The Bloomberg article discusses how Myriad, despite its denials, allegedly refuses to share data with others in the scientific community. The article points to a consortium of 48 US companies and universities that have all agreed to contribute data to a government-run database that will catalogue genetic mutations. Myriad has yet to contribute to this database. And here comes the most important part of the article, at least for me. The CEO of Myriad, Dr. Peter Meldrum, when asked why Myriad has not contributed data to the new database, said the sharing of data “doesn’t make a lot of business sense”. Before now I had not seen any proof of Myriad’s unwillingness to share data. To me this quote from Myriad’s CEO essentially proves what Myriad’s critics have been saying all along and is one (and perhaps the best) reason why I agree with the plaintiffs that genes should not be patentable.
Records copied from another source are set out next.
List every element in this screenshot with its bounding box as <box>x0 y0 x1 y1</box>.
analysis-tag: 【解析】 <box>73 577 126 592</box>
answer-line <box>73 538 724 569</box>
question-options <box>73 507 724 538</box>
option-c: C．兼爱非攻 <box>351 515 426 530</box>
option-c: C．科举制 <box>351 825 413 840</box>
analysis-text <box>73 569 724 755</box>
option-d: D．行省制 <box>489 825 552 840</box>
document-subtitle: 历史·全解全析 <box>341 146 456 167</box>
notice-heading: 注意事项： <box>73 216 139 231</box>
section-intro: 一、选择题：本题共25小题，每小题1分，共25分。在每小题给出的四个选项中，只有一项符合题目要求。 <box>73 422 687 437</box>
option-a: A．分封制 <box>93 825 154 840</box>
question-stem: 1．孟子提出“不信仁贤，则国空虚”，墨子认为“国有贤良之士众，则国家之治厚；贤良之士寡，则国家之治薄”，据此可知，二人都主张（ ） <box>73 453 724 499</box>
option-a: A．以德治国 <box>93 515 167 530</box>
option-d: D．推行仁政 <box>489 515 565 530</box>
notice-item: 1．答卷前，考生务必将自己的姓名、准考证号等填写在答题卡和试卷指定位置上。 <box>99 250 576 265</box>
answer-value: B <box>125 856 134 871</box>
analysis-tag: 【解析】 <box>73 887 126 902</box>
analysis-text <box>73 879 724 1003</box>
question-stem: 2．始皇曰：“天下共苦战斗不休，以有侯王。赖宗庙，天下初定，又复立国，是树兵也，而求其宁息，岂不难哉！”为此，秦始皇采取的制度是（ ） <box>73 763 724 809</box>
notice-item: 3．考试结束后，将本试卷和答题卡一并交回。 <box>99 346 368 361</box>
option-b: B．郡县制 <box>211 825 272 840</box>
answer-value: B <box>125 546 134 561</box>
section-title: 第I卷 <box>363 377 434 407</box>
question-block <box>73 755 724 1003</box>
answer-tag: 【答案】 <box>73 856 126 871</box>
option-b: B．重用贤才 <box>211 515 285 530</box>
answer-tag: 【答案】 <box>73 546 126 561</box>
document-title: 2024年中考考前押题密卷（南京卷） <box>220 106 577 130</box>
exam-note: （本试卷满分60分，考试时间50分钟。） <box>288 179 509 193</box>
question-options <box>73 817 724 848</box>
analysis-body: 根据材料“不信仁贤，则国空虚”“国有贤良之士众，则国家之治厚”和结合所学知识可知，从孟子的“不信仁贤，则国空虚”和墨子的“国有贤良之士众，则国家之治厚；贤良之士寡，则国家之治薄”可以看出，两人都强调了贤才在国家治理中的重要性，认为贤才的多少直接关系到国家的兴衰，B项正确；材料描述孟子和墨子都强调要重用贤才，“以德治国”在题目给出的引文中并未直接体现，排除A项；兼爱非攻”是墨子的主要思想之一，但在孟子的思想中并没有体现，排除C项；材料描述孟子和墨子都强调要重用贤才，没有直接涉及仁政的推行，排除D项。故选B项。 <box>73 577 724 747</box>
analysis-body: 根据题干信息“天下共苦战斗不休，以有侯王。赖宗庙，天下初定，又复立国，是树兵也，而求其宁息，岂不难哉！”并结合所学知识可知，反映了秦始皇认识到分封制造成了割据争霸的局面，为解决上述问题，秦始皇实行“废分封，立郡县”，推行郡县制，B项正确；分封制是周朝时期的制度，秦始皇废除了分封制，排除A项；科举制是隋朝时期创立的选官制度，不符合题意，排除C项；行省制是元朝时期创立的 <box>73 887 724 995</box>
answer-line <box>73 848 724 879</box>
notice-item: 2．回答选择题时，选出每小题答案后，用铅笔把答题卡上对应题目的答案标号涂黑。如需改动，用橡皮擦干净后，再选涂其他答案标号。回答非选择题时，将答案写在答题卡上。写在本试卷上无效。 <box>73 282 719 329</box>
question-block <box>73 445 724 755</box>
It's important to understand that when Myriad tests for BRCA1 and BRCA2, it performs genomic testing on the patient sample and also supplies an interpretation of the results. This interpretive portion is a critical part of the test. The company's internal knowledge base is thus a critical business asset. There are both common and uncommon mutations a the BRCA1 and BRCA2 genetic loci. It is essential that such data be broadly shared in order to better understand the clinical implications of all of the mutations. From a business perspective, I am understand why Myriad is reluctant to share such data. From a patient care and scientific perspective, the development of a "government-run database [to] catalogue genetic mutations" at the loci is very important. I personally hope that the Supreme Courts comes down on the side of broad sharing of the genomic information generated in both research studies and clinical patient testing.